Çalışma ile olası bir depremde kritik yol ağları belirlenerek tüm bu verilerin ışığında ‘kentsel dirençlilik planı’ hazırlandığını da ifade eden Mustafa Bozbey, “Devam eden bu proje kapsamında yapılan detaylı analizler, kentimizin büyük bir kısmının deprem riskine karşı oldukça savunmasız olduğunu ortaya koymuştur. Bu nedenle, plansız yapılaşmadan kaynaklı sorunların en aza indirgenmesi, donatı alanlarının nicelik ve niteliklerinin artırılması, donatı erişilebilirliklerinin artırılması, nitelikli ulaşım ağları ve tahliye rotalarının belirlenmesi gibi konular en öncelikli konularımızdandır. Ayrıca analizler doğrultusunda gerekli görülen kamu binaları, alt yapı ve kritik tesislere erken uyarı sistemi kurulması üzerinde çalışmalarımız sürmekte. Erken uyarı sistemi ile afet anında kritik bina ve tesislerin kontrollü kapama sistemleri devreye girecek olup acil müdahale ekipleri hazırlığında zaman kazanılacaktır. Deprem anında etkilenmeyecek ve afet koordinasyon üssü vazifesi görecek afet yönetim merkezi de çalışmalarımız arasında. Afet yönetim bilgi sistemi yazılımını kurarak afet ve acil durumlarda yapılacak olan müdahalelerin etkin ve kesintisiz bir şekilde yönetilmesini sağlayacağız” dedi.
“BU PLAN, KENTİMİZİN ANAYASASI OLACAKTIR”
İlçelerde mikrobölgeleme çalışmalarını hatırlatan ve ‘Kentsel Dönüşüm Strateji Belgesi’nin 2025 yılı içerisinde tamamlanacağını ifade eden Başkan Mustafa Bozbey, Bursalıların sağlıklı ve nitelikli yapılarda yaşamasını sağlayacaklarının altını çizdi.

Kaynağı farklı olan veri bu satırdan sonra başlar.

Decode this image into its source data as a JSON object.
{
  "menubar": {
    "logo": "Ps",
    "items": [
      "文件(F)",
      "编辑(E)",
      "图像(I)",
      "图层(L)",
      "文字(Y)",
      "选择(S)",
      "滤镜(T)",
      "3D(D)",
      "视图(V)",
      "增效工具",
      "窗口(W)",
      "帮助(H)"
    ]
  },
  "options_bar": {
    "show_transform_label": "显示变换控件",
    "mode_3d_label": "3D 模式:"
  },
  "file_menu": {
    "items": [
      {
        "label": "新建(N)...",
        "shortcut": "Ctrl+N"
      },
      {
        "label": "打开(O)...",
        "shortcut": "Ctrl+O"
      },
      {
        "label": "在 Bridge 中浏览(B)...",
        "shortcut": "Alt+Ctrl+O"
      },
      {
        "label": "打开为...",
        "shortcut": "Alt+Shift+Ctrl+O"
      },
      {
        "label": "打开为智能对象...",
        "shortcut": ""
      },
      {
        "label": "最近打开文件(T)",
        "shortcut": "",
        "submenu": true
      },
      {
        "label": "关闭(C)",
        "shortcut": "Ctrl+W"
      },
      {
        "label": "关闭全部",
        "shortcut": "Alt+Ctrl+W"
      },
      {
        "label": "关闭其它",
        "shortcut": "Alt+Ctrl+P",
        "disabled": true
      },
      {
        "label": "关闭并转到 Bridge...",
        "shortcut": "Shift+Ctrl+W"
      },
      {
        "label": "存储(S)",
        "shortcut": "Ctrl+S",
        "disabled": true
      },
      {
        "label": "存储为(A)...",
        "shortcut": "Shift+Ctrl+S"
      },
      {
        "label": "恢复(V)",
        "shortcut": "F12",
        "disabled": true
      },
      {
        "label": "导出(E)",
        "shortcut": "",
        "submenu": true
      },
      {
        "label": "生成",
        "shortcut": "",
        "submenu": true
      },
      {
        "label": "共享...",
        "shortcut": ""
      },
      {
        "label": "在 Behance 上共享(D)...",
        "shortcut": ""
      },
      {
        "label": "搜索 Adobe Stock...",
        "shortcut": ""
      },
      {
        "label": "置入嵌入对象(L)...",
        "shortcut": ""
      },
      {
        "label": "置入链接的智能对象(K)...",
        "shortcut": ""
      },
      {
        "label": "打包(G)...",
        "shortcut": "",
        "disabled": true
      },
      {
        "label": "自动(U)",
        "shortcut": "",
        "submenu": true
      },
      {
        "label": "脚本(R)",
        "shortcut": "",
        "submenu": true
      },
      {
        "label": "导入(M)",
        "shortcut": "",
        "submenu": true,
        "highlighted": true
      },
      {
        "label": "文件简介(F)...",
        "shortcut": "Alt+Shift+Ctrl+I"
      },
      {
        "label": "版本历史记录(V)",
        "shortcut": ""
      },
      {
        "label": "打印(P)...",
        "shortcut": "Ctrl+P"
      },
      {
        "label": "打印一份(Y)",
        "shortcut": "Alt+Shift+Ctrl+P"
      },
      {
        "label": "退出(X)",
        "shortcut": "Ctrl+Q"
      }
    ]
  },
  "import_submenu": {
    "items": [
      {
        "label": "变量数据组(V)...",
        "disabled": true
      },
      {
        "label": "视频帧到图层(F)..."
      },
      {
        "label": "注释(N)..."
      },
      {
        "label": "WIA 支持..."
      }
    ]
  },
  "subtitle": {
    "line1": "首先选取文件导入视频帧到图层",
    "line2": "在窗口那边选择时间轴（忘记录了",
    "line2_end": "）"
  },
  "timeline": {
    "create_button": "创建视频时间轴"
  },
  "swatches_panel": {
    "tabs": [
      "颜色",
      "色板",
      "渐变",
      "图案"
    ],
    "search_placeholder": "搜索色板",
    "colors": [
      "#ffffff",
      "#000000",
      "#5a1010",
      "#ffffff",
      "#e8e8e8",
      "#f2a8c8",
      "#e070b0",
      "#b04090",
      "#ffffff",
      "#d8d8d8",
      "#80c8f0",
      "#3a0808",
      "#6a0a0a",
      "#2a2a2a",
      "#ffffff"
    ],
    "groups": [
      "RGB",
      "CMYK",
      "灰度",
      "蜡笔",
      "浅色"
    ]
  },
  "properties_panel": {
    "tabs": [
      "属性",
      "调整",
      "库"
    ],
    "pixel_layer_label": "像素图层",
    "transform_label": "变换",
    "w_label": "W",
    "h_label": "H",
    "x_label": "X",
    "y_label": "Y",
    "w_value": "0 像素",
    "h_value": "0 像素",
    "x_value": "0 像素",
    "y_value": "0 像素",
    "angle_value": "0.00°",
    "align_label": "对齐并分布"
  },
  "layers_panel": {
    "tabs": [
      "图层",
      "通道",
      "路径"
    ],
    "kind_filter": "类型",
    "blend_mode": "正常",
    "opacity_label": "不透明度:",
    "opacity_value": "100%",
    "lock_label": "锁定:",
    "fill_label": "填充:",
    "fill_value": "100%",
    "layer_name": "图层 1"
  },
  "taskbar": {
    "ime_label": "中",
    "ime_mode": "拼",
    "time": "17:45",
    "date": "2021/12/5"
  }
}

Başkan Bozbey, kapsamlı dönüşüm planlamalarına ilişkin süreçlerin başlatıldığını söyledi.
Akademik meslek oda temsilcileri başta olma üzere kent paydaşlarının katılımıyla Kentsel Dönüşüm Danışma Komisyonu’nun kurulacağını da hatırlatan Bozbey, “Bu komisyon ile 6306 sayılı yasa kapsamında kentsel dönüşüme girmek isteyen hemşerilerimizin belirlenen temel kriterler çerçevesinde yönlendirilmesi ve taleplere ilişkin tavsiye kararlarının alınmasında kent uzlaşısı sağlanacaktır. Bu uzlaşı sayesinde, tüm kent dinamikleriyle geleceğimize birlikte karar verdiğimiz bir dönüşüm süreci olacaktır. Ayrıca kentimizle ilgili en önemli mihenk taşı 1/100.000 ölçekli çevre düzeni planıdır. Tüm afet risklerinin azaltılmasına yönelik politikaların, mekansal planlarda temel unsur olarak yer alması için bilimsel ve teknik çalışmalar devam etmektedir. Planlamanın temel ilkelerinden biri olan plan kademeleri arasındaki uyumun sağlanması amacıyla, ilk iş olarak çevre düzeni plan çalışmalarına başladık. Bu plan kentimizin anayasası olacaktır’’ dedi.
“TECRÜBELERİMİZDEN DERS ÇIKARTARAK GELECEĞİMİZİ ŞEKİLLENDİRMELİYİZ”
“17 Ağustos’ta yaşadığımız Marmara Depremi’nden gerekli dersler çıkarılsaydı daha sonra yaşanan yıkıcı depremlerin etkisi ciddi oranlarda azaltılabilirdi” diyen ve öncelikli olarak deprem afet risklerini azaltmayı ve kentsel direnci artırmayı hedeflediklerini söyleyen Başkan Bozbey, “Dolayısıyla, tecrübelerimizden ders çıkartarak geleceğimizi şekillendirmek zorundayız. Bu tür felaketlerin etkilerini azaltmak ve gelecekte benzer acıları yaşamamak için gereken önlemleri almalıyız. Kentlerimizi daha dayanıklı ve daha güçlü hale getirmeliyiz. Marmara Belediyeler Birliği ve Bursa Büyükşehir Belediye Başkanı olarak, deprem başta olmak üzere tüm afetlere karşı dayanıklı ve hazırlıklı kentler olma yolunda çalışmalarımıza kararlılıkla devam edeceğimizi ifade etmek istiyorum” diye konuştu.